Félix Vallotton
Quatre torses, 1916

  • Félix Vallotton (Lausanne, 1865 - Paris, 1925)
  • Quatre torses, 1916
  • Huile sur toile, 92 x 72,5 cm
  • Acquisition grâce au Prix de la Fondation de la Banque Cantonale Vaudoise 1995, 1998
  • Inv. 1998-012
  • © Musée cantonal des Beaux-Arts de Lausanne

Trop âgé pour partir au combat lorsqu’éclate la Première Guerre mondiale, Vallotton partage la question qui taraude toute la communauté artistique : comment peindre la guerre ? Il explore nombre de pistes. Dans la peinture de paysage, dès août 1916, il dessine des études synthétisant l’action sur les champs de bataille. Puis ce sera, après la découverte en juin 1917 des sites dévastés de la Champagne, une série de tableaux qui culmine avec Verdun (1917, Paris, Musée de l’armée), toile au magistral effort d’abstraction. Dans la peinture de figure, l’artiste revient à l’allégorie avec l’immense triptyque Le crime châtié (1915, conservé au Musée). En parallèle, il travaille à des baigneuses et à des héroïnes de la mythologie interrogeant le destin de la France, ou stigmatisant son asservissement.

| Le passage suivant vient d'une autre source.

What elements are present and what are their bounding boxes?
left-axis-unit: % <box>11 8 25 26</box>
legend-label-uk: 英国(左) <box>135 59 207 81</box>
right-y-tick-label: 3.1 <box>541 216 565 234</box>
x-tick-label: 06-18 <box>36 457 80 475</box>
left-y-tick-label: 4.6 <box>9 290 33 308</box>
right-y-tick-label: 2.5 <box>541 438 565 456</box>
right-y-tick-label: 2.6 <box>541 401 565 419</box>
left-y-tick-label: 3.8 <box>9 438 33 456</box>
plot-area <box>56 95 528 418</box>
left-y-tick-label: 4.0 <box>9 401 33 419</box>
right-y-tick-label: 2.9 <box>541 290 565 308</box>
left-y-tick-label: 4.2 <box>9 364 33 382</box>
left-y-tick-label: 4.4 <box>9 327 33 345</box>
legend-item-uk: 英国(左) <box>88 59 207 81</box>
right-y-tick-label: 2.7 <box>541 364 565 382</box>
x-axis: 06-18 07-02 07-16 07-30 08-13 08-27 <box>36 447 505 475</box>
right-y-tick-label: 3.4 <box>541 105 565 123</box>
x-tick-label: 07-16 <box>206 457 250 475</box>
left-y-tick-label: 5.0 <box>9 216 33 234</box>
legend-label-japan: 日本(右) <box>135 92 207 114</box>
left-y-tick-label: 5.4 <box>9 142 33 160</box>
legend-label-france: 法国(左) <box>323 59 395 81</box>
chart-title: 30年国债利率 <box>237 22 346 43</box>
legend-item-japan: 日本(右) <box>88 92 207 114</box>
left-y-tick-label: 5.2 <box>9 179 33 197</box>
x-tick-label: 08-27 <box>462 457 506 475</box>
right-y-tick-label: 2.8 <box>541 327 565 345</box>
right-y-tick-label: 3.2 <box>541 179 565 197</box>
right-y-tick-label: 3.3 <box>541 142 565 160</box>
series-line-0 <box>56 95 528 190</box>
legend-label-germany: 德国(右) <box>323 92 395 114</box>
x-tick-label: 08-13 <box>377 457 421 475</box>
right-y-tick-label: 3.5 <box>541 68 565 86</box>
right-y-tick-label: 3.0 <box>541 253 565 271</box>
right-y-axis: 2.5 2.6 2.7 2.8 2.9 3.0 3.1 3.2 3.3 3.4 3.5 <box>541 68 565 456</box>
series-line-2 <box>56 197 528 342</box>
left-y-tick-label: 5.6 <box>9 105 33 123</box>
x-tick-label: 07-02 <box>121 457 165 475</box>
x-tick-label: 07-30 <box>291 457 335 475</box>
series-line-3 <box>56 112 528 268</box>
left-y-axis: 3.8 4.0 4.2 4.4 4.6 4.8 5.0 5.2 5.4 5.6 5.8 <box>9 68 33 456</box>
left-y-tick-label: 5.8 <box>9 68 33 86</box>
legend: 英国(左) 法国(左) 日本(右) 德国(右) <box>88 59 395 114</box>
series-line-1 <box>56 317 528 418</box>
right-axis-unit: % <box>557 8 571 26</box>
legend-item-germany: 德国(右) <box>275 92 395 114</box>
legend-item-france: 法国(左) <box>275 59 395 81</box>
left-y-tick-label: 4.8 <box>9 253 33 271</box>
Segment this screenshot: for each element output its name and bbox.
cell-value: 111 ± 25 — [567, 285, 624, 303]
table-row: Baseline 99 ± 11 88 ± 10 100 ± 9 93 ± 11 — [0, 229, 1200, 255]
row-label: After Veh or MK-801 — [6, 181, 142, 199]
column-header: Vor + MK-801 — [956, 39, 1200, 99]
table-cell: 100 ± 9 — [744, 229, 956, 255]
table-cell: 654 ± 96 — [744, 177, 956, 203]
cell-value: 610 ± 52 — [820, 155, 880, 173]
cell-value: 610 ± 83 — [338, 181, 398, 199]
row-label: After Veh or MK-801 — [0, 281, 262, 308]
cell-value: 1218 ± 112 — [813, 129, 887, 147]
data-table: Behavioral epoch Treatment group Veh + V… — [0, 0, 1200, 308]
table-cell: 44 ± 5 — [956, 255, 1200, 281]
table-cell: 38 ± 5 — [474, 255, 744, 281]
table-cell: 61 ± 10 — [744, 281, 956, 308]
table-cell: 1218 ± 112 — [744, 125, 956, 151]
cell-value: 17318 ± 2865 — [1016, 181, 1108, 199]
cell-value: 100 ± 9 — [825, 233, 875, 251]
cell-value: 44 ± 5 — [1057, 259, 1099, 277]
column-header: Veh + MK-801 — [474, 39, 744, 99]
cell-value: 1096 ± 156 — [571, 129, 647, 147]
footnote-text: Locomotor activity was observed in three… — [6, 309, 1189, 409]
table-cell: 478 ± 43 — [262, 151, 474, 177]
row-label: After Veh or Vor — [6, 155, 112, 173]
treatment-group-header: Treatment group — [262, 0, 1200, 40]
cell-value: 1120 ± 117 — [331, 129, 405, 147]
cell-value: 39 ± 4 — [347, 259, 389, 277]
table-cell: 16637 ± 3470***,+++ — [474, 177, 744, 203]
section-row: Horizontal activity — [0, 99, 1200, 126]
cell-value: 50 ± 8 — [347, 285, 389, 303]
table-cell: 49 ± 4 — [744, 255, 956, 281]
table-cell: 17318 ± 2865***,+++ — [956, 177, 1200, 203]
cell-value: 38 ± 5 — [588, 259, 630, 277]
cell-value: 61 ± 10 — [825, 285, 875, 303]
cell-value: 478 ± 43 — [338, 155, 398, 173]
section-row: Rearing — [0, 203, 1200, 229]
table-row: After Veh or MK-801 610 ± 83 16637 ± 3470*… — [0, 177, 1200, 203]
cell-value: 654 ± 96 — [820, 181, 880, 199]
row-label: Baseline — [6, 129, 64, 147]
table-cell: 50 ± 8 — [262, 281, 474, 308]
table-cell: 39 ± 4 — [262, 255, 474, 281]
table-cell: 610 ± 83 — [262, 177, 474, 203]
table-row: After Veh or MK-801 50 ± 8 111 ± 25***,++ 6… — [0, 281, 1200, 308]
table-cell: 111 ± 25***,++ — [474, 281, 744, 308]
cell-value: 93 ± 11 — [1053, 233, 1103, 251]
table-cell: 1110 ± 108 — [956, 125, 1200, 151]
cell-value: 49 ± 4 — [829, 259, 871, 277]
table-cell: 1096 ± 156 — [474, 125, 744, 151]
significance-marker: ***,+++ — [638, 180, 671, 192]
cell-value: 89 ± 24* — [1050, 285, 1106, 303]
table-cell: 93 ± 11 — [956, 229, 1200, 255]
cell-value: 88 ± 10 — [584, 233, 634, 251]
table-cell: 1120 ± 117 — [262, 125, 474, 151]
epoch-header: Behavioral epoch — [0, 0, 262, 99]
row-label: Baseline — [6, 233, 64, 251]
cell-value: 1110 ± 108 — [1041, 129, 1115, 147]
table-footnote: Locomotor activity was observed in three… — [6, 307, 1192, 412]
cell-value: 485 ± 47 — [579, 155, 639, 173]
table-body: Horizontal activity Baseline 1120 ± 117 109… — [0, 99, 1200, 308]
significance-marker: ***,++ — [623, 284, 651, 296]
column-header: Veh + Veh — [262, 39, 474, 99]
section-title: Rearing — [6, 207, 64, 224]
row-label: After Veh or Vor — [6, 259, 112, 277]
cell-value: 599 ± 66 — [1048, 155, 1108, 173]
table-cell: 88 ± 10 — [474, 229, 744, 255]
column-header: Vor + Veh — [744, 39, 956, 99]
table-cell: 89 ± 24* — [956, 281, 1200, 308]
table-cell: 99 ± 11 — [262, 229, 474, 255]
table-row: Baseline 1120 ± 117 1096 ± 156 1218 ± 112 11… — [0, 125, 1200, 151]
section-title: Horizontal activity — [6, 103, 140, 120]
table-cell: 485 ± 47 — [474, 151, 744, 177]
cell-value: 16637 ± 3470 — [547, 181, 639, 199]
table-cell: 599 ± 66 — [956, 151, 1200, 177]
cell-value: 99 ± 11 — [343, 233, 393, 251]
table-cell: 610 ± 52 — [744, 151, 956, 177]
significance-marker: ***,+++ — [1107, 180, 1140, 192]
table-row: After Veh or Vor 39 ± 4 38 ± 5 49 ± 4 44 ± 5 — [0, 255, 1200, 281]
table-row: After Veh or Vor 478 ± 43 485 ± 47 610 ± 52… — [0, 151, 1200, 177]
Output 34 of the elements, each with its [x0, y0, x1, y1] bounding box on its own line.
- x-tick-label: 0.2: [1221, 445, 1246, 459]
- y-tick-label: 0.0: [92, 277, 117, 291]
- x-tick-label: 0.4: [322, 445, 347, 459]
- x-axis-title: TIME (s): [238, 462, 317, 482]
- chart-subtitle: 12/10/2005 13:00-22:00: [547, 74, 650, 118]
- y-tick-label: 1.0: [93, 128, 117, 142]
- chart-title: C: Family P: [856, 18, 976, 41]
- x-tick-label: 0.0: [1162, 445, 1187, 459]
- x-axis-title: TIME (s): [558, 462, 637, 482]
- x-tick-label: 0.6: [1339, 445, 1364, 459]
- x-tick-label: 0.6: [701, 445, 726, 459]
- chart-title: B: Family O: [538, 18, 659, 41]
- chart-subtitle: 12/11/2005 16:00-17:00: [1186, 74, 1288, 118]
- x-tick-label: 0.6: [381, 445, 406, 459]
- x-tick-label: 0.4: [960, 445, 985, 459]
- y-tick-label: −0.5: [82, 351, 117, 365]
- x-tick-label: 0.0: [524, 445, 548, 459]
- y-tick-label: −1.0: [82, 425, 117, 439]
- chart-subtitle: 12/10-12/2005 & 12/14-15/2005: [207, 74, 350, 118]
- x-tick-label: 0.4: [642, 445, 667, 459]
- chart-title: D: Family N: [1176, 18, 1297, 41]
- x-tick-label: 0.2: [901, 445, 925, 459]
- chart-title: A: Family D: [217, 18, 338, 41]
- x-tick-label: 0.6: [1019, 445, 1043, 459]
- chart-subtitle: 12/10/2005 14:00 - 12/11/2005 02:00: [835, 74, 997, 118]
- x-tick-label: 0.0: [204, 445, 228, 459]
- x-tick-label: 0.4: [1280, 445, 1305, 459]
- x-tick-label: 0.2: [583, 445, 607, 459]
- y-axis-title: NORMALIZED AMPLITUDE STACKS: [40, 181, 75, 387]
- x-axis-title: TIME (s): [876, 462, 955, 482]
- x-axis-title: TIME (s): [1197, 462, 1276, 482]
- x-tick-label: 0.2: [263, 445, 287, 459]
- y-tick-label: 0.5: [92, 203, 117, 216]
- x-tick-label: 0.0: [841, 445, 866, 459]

Quatre torses fait partie de ces « nus de guerre ». Il est le premier d’une série de trois « toiles d’études de formes », poursuivie en 1918 et 1919. L’artiste leur confère un statut d’œuvres à part entière puisqu’il les signe et les exposera à Paris. Deux tableaux montrent des femmes nues cadrées à mi-cuisses, laissant apparaître des visages derrière des bras repliés, des mains se tordant de désespoir. Le tableau du Musée est la proposition la plus radicale. Ici, l’artiste resserre le cadrage et fait disparaître les têtes, ne donnant plus à voir que des corps tronqués. Étrangement emboîtées et superposées, les figures forment un assemblage qui pourrait résulter du collage de plusieurs études d’après la même femme. Les coloris faisandés des chairs, du rose au vert et au gris, suggèrent la décomposition et inscrivent cette étude dans la tradition des « morceaux anatomiques » de Théodore Géricault.

Bibliographie

Guy Cogeval, Isabelle Cahn et alii, Félix Vallotton. Le feu sous la glace, cat. exp. Paris, Grand Palais, Paris, RMN – Grand Palais, 2013, n° 11.

Claire Garnier et Laurent Le Bon (dir.), 1917, cat. exp. Metz, Centre Pompidou-Metz, 2012.

Marina Ducrey, avec la collaboration de Katia Poletti, Félix Vallotton, 1865-1925 : l’œuvre peint, 3 vol., Lausanne, Fondation Félix Vallotton, Zurich, Institut suisse pour l’étude de l’art, Milan, 5 Continents Editions, 2005, n° 1157.